The group "People of Color in Technology" came together in 2020, according to their own statements in response to the murder of George Floyd. The declared goal is to “walk the talk” in the face of centuries of racism, with the first point of the action plan being to “cleanse” the tech sector from “racist terminology”. “Eliminate” expressions, “clean up” language? The aggressive tone suggests that a group of activists is trying to impose their teaching on a university. The approach of seeing language as a tool to remedy systemic injustices or not to let them arise in the first place may seem absurd in many cases, but it is now common practice in many tech companies, as has "algorithm bias" for years, is discussed. Why not Stanford's IT department?
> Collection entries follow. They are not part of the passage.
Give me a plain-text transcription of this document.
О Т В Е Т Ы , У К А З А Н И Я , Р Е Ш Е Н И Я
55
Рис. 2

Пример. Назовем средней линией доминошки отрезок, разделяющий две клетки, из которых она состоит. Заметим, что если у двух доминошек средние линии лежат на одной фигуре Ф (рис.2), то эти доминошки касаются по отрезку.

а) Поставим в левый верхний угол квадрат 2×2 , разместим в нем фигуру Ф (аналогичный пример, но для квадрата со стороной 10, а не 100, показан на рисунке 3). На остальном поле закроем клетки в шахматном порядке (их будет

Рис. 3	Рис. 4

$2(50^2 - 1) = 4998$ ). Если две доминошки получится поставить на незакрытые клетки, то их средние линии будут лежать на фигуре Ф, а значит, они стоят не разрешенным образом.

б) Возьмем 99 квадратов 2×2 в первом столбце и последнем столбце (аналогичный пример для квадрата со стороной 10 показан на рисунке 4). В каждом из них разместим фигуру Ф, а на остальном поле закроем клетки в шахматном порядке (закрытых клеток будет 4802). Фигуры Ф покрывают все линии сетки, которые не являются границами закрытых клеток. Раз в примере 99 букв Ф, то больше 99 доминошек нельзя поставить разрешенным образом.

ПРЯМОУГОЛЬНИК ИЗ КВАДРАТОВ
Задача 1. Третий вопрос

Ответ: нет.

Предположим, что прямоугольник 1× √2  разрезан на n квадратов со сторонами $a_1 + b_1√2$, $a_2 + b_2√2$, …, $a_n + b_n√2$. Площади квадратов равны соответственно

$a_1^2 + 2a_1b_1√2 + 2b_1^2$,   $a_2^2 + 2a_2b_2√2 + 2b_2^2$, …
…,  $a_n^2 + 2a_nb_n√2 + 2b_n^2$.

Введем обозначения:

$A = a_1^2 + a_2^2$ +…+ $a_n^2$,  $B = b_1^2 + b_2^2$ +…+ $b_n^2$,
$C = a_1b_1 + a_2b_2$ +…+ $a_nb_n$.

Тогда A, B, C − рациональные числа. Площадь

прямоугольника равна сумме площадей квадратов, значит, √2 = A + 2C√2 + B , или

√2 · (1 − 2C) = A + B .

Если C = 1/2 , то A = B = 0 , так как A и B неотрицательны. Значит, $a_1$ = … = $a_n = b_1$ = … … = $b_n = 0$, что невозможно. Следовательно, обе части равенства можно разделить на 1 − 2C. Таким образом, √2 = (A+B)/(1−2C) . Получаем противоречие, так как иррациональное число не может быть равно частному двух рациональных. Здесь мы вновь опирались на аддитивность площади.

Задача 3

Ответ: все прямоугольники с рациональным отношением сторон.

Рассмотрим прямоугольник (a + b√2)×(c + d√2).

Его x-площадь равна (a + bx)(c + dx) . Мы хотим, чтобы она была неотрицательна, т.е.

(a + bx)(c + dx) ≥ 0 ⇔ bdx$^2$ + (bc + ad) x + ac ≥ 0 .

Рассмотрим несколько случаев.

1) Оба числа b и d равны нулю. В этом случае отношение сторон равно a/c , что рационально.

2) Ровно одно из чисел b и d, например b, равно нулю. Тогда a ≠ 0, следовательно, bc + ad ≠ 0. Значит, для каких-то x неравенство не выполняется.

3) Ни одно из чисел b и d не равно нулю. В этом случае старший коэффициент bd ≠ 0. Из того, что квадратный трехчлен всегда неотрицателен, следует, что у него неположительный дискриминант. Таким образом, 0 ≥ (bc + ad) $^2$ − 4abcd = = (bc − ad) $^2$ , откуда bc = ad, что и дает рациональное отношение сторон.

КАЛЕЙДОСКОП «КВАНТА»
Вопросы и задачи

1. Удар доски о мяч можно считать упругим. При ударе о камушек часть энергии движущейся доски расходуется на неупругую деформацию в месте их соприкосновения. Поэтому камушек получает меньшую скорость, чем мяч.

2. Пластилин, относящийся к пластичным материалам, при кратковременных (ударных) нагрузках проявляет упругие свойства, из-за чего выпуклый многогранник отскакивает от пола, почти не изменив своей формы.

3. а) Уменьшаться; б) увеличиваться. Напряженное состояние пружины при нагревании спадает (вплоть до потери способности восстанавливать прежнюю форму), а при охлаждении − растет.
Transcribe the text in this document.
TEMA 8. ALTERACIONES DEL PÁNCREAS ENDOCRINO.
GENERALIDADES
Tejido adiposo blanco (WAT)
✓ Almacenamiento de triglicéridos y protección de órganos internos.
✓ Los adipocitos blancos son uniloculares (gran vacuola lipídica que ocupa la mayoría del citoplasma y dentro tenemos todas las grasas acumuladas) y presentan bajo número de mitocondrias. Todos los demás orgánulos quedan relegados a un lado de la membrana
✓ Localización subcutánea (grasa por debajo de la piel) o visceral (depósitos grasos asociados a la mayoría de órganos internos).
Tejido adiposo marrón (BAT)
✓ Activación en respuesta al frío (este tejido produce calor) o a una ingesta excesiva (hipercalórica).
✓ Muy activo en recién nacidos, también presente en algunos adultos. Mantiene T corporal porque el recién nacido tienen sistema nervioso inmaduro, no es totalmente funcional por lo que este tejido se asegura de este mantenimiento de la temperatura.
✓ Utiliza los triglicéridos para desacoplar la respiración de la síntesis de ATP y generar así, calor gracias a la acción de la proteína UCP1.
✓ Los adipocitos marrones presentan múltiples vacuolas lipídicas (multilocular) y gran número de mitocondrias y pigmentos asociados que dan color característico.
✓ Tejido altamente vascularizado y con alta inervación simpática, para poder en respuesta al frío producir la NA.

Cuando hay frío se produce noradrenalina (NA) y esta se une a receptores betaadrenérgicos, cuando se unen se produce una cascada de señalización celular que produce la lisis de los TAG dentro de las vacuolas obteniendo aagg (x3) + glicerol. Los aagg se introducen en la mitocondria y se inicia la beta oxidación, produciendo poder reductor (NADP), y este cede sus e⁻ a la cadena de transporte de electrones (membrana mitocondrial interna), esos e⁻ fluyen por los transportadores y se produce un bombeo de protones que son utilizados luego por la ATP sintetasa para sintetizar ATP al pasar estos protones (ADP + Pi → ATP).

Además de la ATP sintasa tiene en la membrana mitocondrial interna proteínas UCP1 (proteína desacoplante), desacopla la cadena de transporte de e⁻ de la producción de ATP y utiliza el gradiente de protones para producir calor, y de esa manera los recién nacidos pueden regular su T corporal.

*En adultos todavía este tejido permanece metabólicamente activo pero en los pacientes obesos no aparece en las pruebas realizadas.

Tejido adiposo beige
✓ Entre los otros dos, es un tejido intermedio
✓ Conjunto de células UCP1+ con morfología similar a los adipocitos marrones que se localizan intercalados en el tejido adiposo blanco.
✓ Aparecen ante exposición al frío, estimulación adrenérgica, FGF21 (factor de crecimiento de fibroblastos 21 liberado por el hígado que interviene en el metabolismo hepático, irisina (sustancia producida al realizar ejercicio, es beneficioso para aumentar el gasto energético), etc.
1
Last week, University President Marc Tessier-Lavigne wrote in an email to everyone at Stanford: The initiative was never the expression of a university-wide binding regulation, but was merely a well-intentioned attempt to point out the potentially hurtful effects of the choice of words - but which clearly failed in its aim . The website has therefore been removed and the initiative is being re-evaluated. Incidentally, Stanford is and will remain the place of academic freedom that welcomes voices from across the political spectrum. Efforts towards inclusion must always be in line with the commitment to academic freedom.
So to say that Stanford University is now “backtracking” would be wrong, or at least imprecise, just as many of the terms in the articles on the Elimination of Harmful Language Initiative were imprecise. The case and its media discussion will not do much harm to Stanford's reputation, but it will put some things in a different light: Up to now, Stanford has been considered as a rather liberal, in parts conservative institution. It remains to be seen whether around 160 expressions on a crude list will fundamentally change anything – as will what that means for the “People of Color in Technology”.